The Shadow of the Wind Review

This is a story about books... About a character who broke out of the pages of a novel so that he could burn it.

The Shadow of the Wind

by Carlos Ruiz Zafon


Genre: Historical Fiction

About: At age ten, Daniel stumbles across a forgotten book, a book that was never supposed to be found. Every other book by the author has been burned. Fascinated by the mystery, Daniel delves into a dangerous past, not realising his own fate has become entwined with its dark secrets.

The Good

I was so intimidated to read this book. The blurb didn't tell me much and, this being a classic beloved by so many, I was afraid I wouldn't click with the writing style. But the writing is beautiful. Descriptions of the city, of the people, of even the weather are so evocative of life. A few lines and you see exactly the image of what you're supposed to. It's cinematic with details that stick to you like memory.


Barcelona is written as though the city itself is lying in wait for the characters. The history of the times shadows the events of the story, threatening to silence every hope you might have for these characters. And you will hope for them. There are so many characters to love - we jump around in timelines and I caught myself often wanting to stop longer and freeze the characters in their happy moments.

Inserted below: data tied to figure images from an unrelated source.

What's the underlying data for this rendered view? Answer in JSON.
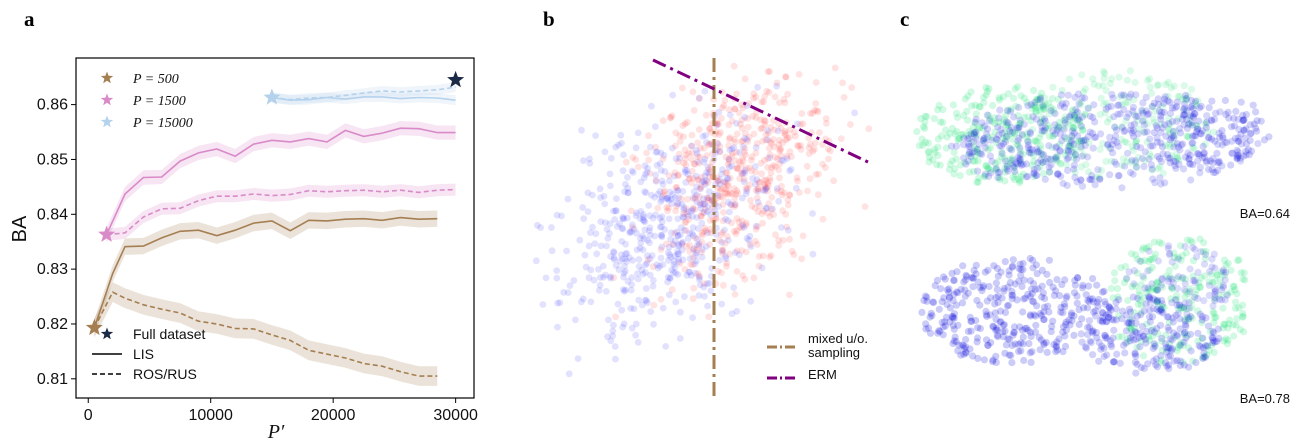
{
  "panels": {
    "a": "a",
    "b": "b",
    "c": "c"
  },
  "chart_data": [
    {
      "type": "line",
      "panel": "a",
      "xlabel": "P′",
      "ylabel": "BA",
      "xlim": [
        -1000,
        31500
      ],
      "ylim": [
        0.8065,
        0.8685
      ],
      "xticks": [
        0,
        10000,
        20000,
        30000
      ],
      "xtick_labels": [
        "0",
        "10000",
        "20000",
        "30000"
      ],
      "yticks": [
        0.81,
        0.82,
        0.83,
        0.84,
        0.85,
        0.86
      ],
      "ytick_labels": [
        "0.81",
        "0.82",
        "0.83",
        "0.84",
        "0.85",
        "0.86"
      ],
      "legend": {
        "placement": "top-left",
        "entries": [
          {
            "label": "P = 500",
            "color": "#a57f52",
            "marker": "star"
          },
          {
            "label": "P = 1500",
            "color": "#d98ac8",
            "marker": "star"
          },
          {
            "label": "P = 15000",
            "color": "#b5d2ec",
            "marker": "star"
          }
        ]
      },
      "legend2": {
        "placement": "bottom-left",
        "entries": [
          {
            "label": "Full dataset",
            "marker": "star",
            "color": "#1b2a45"
          },
          {
            "label": "LIS",
            "style": "solid"
          },
          {
            "label": "ROS/RUS",
            "style": "dashed"
          }
        ]
      },
      "series": [
        {
          "label": "P = 500",
          "method": "LIS",
          "color": "#a57f52",
          "style": "solid",
          "x": [
            500,
            2000,
            3000,
            4500,
            6000,
            7500,
            9000,
            10500,
            12000,
            13500,
            15000,
            16500,
            18000,
            19500,
            21000,
            22500,
            24000,
            25500,
            27000,
            28500
          ],
          "y": [
            0.8193,
            0.8292,
            0.8341,
            0.8342,
            0.8357,
            0.8369,
            0.8371,
            0.8361,
            0.8371,
            0.8384,
            0.8388,
            0.837,
            0.8389,
            0.8388,
            0.8391,
            0.8392,
            0.8389,
            0.8394,
            0.8391,
            0.8392
          ],
          "band": 0.0015
        },
        {
          "label": "P = 500",
          "method": "ROS/RUS",
          "color": "#a57f52",
          "style": "dashed",
          "x": [
            500,
            2000,
            3000,
            4500,
            6000,
            7500,
            9000,
            10500,
            12000,
            13500,
            15000,
            16500,
            18000,
            19500,
            21000,
            22500,
            24000,
            25500,
            27000,
            28500
          ],
          "y": [
            0.8193,
            0.8258,
            0.8247,
            0.8235,
            0.8227,
            0.822,
            0.8205,
            0.82,
            0.8192,
            0.8191,
            0.818,
            0.817,
            0.8152,
            0.8145,
            0.8138,
            0.8128,
            0.8123,
            0.8113,
            0.8105,
            0.8105
          ],
          "band": 0.0018
        },
        {
          "label": "P = 1500",
          "method": "LIS",
          "color": "#d98ac8",
          "style": "solid",
          "x": [
            1500,
            3000,
            4500,
            6000,
            7500,
            9000,
            10500,
            12000,
            13500,
            15000,
            16500,
            18000,
            19500,
            21000,
            22500,
            24000,
            25500,
            27000,
            28500,
            30000
          ],
          "y": [
            0.8363,
            0.8437,
            0.8467,
            0.8468,
            0.8497,
            0.8512,
            0.8519,
            0.8506,
            0.8528,
            0.8535,
            0.8532,
            0.8538,
            0.8532,
            0.8553,
            0.8542,
            0.8548,
            0.8557,
            0.8556,
            0.8549,
            0.8549
          ],
          "band": 0.0013
        },
        {
          "label": "P = 1500",
          "method": "ROS/RUS",
          "color": "#d98ac8",
          "style": "dashed",
          "x": [
            1500,
            3000,
            4500,
            6000,
            7500,
            9000,
            10500,
            12000,
            13500,
            15000,
            16500,
            18000,
            19500,
            21000,
            22500,
            24000,
            25500,
            27000,
            28500,
            30000
          ],
          "y": [
            0.8363,
            0.8366,
            0.8395,
            0.841,
            0.8411,
            0.8425,
            0.8433,
            0.8433,
            0.8437,
            0.8434,
            0.8436,
            0.8443,
            0.8441,
            0.8443,
            0.8444,
            0.8441,
            0.8444,
            0.844,
            0.8444,
            0.8445
          ],
          "band": 0.0011
        },
        {
          "label": "P = 15000",
          "method": "LIS",
          "color": "#b5d2ec",
          "style": "solid",
          "x": [
            15000,
            16500,
            18000,
            19500,
            21000,
            22500,
            24000,
            25500,
            27000,
            28500,
            30000
          ],
          "y": [
            0.8613,
            0.8608,
            0.8609,
            0.8613,
            0.861,
            0.8614,
            0.8614,
            0.8611,
            0.8613,
            0.8612,
            0.8608
          ],
          "band": 0.0009
        },
        {
          "label": "P = 15000",
          "method": "ROS/RUS",
          "color": "#b5d2ec",
          "style": "dashed",
          "x": [
            15000,
            16500,
            18000,
            19500,
            21000,
            22500,
            24000,
            25500,
            27000,
            28500,
            30000
          ],
          "y": [
            0.8613,
            0.8609,
            0.8612,
            0.8613,
            0.8617,
            0.8621,
            0.8625,
            0.8623,
            0.8625,
            0.8627,
            0.8632
          ],
          "band": 0.0009
        }
      ],
      "markers": [
        {
          "label": "P = 500",
          "x": 500,
          "y": 0.8193,
          "color": "#a57f52"
        },
        {
          "label": "P = 1500",
          "x": 1500,
          "y": 0.8363,
          "color": "#d98ac8"
        },
        {
          "label": "P = 15000",
          "x": 15000,
          "y": 0.8613,
          "color": "#b5d2ec"
        },
        {
          "label": "Full dataset",
          "x": 30000,
          "y": 0.8645,
          "color": "#1b2a45"
        }
      ]
    },
    {
      "type": "scatter",
      "panel": "b",
      "classes": [
        {
          "color": "#2020ff",
          "center": [
            -0.35,
            -0.1
          ],
          "spread": [
            0.45,
            0.35
          ]
        },
        {
          "color": "#ff2020",
          "center": [
            0.25,
            0.25
          ],
          "spread": [
            0.35,
            0.3
          ]
        }
      ],
      "legend": {
        "placement": "bottom-right",
        "entries": [
          {
            "label_lines": [
              "mixed u/o.",
              "sampling"
            ],
            "color": "#a57f52",
            "style": "dashdot"
          },
          {
            "label_lines": [
              "ERM"
            ],
            "color": "#800080",
            "style": "dashdot"
          }
        ]
      }
    },
    {
      "type": "scatter",
      "panel": "c",
      "subplots": [
        {
          "annotation": "BA=0.64",
          "colors": [
            "#00dd66",
            "#0000dd"
          ]
        },
        {
          "annotation": "BA=0.78",
          "colors": [
            "#00dd66",
            "#0000dd"
          ]
        }
      ]
    }
  ]
}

It's a novel that knows what it is to love a story. Carlos Ruiz Zafon sets out to entertain us with a mystery, with femme fatales and grotesque villains, but he also writes a story that is grounded in real moments. It's surprisingly humorous, and this is needed as he doesn't pull away from the ugliness of human nature either.


The Bad

I appreciated the mystery surrounding the characters and enjoyed uncovering their secrets, but felt disappointed somehow that so many of them go through years of needless misery. The true villain of the show prolongs this misery for decades, pulling everyone into this web of hatred, and although we get the backstory, it doesn't feel like enough for how much evil this one person does.


The Somewhat Iffy

I've read a lot of books lately that are books within a book within a book and it's not my favourite troupe. I think that in this novel it's brilliantly clever and masterfully done, but when character lives are written in parallel to other character lives, it makes them less real to me. The way Daniel's life bleeds into Julian's life is really interesting and increases the mystery of both these characters, but it also makes their journeys seem more fictitious. The Shadow of the Wind is a fictitious story based off Julian's life that plays out again in Daniel's life, and really cements in my mind how I'm reading a story, rather than getting lost in the story.


Overall

A haunting read, with utterly endearing characters and hope and tragedy chasing each other through the pages.